Le 23 juillet, je quittais la ville d’ADANA pour MERCIN. Dans cette ville j’ai passé un bon séjour, car je mangeais à l’intendance avec les camarades employés comme moi et touchait la même paye. L’on mangeait et buvait ce qu’il nous faisait plaisir, car lorsque l’on paye sa nourriture, ce n’est pas pour se laisser sortir les os de la peau. Je fus heureux comme un petit notaire, et très souvent, le capitaine qui aimait la chasse m’invitait à l’accompagner à cheval. Cet officier était devenu comme un père pour moi, je faisais l’ouvrage qui n’était pas très pénible pour garder ma place, au lieu de monter des gardes jours et nuits.

Mais un beau jour, il m’arriva une petite histoire qui me valut 4 jours de prison, par l’entraînement d’un camarade qui avait bu plus que de coutume, et malgré qu’il soit saoul il avait toujours soif. Je l’accompagne pour satisfaire des envies mais j’avais reçu l’ordre de préparer le cheval du commandant pour 16 heures, car son ordonnance était malade. Ayant suivi l’autre soûlot, à 18 heures le cheval était toujours à l’écurie. L’heure passée, c’est le commandant lui même qui vint voir la raison de ce retard, et me trouva à moitié saoul ainsi que l’autre soûlot qui, à cette heure la route était devenue trop étroite pour laisser la place à passer, le commandant jugea prudent de nous mettre à l’abri des voitures et nous fit jeter en prison pour 13 jours, en nous promettant de nous faire rejoindre la compagnie.

Le lendemain, le capitaine me convoque pour lui rendre compte de l’histoire.
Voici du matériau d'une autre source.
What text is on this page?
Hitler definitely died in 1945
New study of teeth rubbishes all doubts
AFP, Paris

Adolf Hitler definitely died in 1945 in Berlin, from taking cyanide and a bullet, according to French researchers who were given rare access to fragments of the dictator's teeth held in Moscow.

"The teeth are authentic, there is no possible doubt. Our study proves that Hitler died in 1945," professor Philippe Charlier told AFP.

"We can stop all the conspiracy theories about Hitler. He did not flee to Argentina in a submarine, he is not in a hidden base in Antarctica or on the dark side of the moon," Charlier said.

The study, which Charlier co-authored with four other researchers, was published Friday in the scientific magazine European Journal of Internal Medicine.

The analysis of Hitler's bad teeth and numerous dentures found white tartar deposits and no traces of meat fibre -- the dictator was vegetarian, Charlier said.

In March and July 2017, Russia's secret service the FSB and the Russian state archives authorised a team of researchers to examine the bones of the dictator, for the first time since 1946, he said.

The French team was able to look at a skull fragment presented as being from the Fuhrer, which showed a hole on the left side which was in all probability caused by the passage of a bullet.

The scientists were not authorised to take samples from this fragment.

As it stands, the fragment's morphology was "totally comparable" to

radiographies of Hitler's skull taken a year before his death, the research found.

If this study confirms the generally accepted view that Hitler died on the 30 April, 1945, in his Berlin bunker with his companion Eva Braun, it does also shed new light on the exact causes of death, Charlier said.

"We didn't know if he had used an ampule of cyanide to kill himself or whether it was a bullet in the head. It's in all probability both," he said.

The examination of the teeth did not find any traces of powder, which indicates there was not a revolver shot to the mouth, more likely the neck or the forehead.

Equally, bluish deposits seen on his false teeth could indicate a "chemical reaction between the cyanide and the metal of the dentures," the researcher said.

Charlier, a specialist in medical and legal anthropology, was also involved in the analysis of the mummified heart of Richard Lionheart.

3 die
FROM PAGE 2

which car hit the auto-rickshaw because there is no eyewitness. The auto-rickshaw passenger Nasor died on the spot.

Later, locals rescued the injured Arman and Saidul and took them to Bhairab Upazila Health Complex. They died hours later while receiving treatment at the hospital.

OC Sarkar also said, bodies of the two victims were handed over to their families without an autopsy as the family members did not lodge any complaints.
Je me présente devant lui avec un petit air triste et mécontent de mon jugement bien mérité. Après le récit, le capitaine me renvoie en tôle, mais en me promettant de faire son possible pour garder mon poste.

Après son entretien avec le commandant, celui-ci m’a convoqué à son bureau, cette fois je n’étais pas très rassuré mais je me suis présenté comme un soldat doit se présenter. Je répondis à toutes ses questions sans avoir l’air trop bête, et il m’a renvoyé avec mes 4 jours de prison, et je resterai à poste à condition qu’une pareille histoire ne m’arrive plus. Je me suis donc promis d’être tranquille, car avec ces grosses légumes, c’est bien souvent le petit qui attrape la sauce piquante. Quant à mon camarade, il a attrapé 15 jours de prison et a été relevé de son poste. J’ai donc continué mon ancienne vie, toujours prêt à marcher sans jamais oublier de préparer le bourrin lorsque j’en avais reçu l’ordre.
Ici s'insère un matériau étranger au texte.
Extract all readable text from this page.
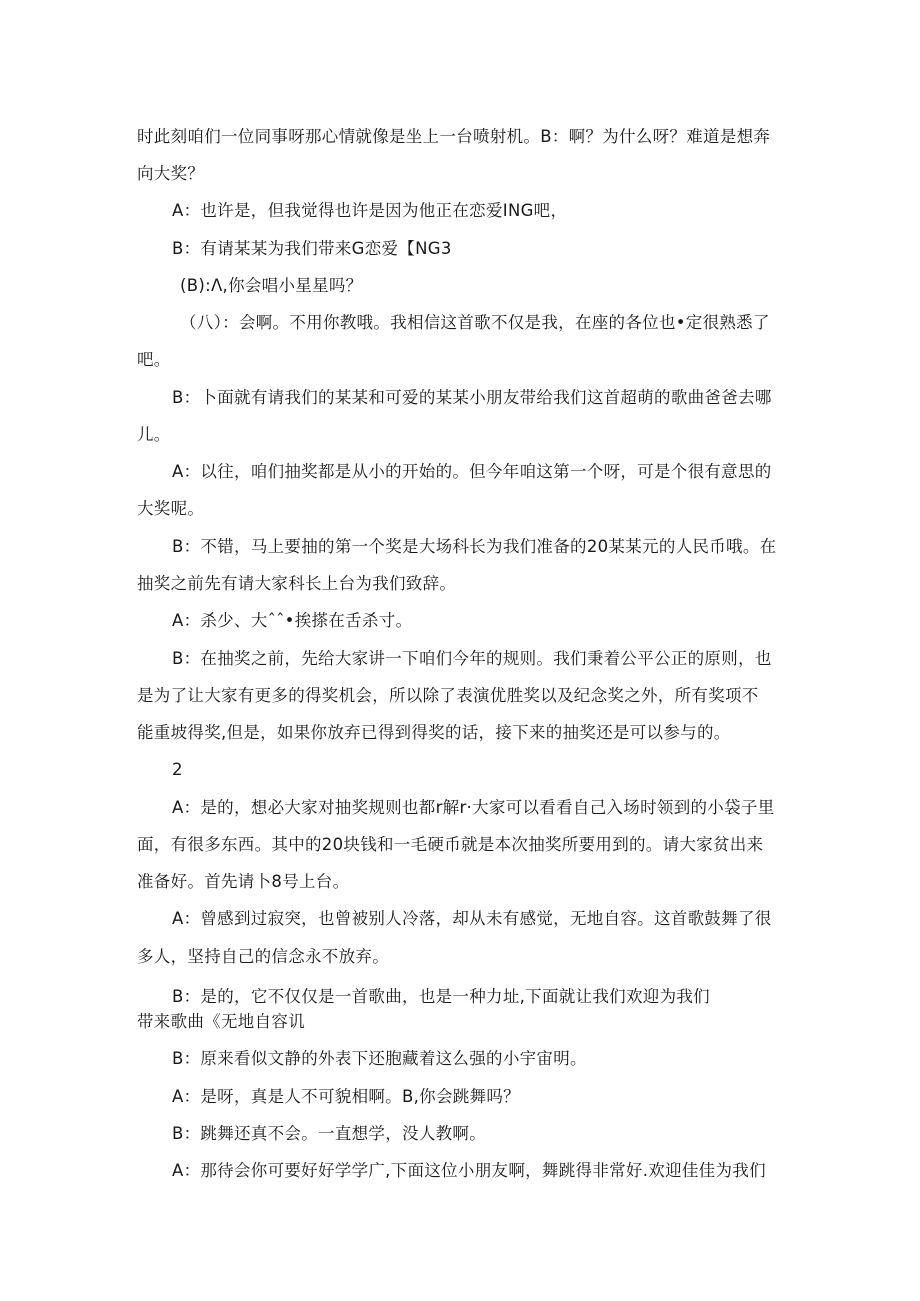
时此刻咱们一位同事呀那心情就像是坐上一台喷射机。B：啊？为什么呀？难道是想奔
向大奖？
A：也许是，但我觉得也许是因为他正在恋爱ING吧，
B：有请某某为我们带来G恋爱【NG3
(B):Λ,你会唱小星星吗？
（八）：会啊。不用你教哦。我相信这首歌不仅是我，在座的各位也•定很熟悉了
吧。
B：卜面就有请我们的某某和可爱的某某小朋友带给我们这首超萌的歌曲爸爸去哪
儿。
A：以往，咱们抽奖都是从小的开始的。但今年咱这第一个呀，可是个很有意思的
大奖呢。
B：不错，马上要抽的第一个奖是大场科长为我们准备的20某某元的人民币哦。在
抽奖之前先有请大家科长上台为我们致辞。
A：杀少、大ˆˆ•挨搽在舌杀寸。
B：在抽奖之前，先给大家讲一下咱们今年的规则。我们秉着公平公正的原则，也
是为了让大家有更多的得奖机会，所以除了表演优胜奖以及纪念奖之外，所有奖项不
能重坡得奖,但是，如果你放弃已得到得奖的话，接下来的抽奖还是可以参与的。
2
A：是的，想必大家对抽奖规则也都r解r·大家可以看看自己入场时领到的小袋子里
面，有很多东西。其中的20块钱和一毛硬币就是本次抽奖所要用到的。请大家贫出来
准备好。首先请卜8号上台。
A：曾感到过寂突，也曾被别人冷落，却从未有感觉，无地自容。这首歌鼓舞了很
多人，坚持自己的信念永不放弃。
B：是的，它不仅仅是一首歌曲，也是一种力址,下面就让我们欢迎为我们
带来歌曲《无地自容讥
B：原来看似文静的外表下还胞藏着这么强的小宇宙明。
A：是呀，真是人不可貌相啊。B,你会跳舞吗？
B：跳舞还真不会。一直想学，没人教啊。
A：那待会你可要好好学学广,下面这位小朋友啊，舞跳得非常好.欢迎佳佳为我们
Je restai tranquille dans cette ville jusqu’au mois de novembre. Le 13, je partis pour la 3ème compagnie, dont mon capitaine devait prendre le commandement et se trouvait dans la ville d’URFA AOUNE, à 700 km de MERCIN. Nous partons sur la ligne DOULEP. Arrivé à cette gare, il fallut rester à quatre pour garder un wagon où se trouvait les cantines du capitaine, car il nous fallait faire demi-tour pour revenir à une petite gare appelée MOUSLIMER, pour reprendre la ligne qui venait du côté de MERCIN.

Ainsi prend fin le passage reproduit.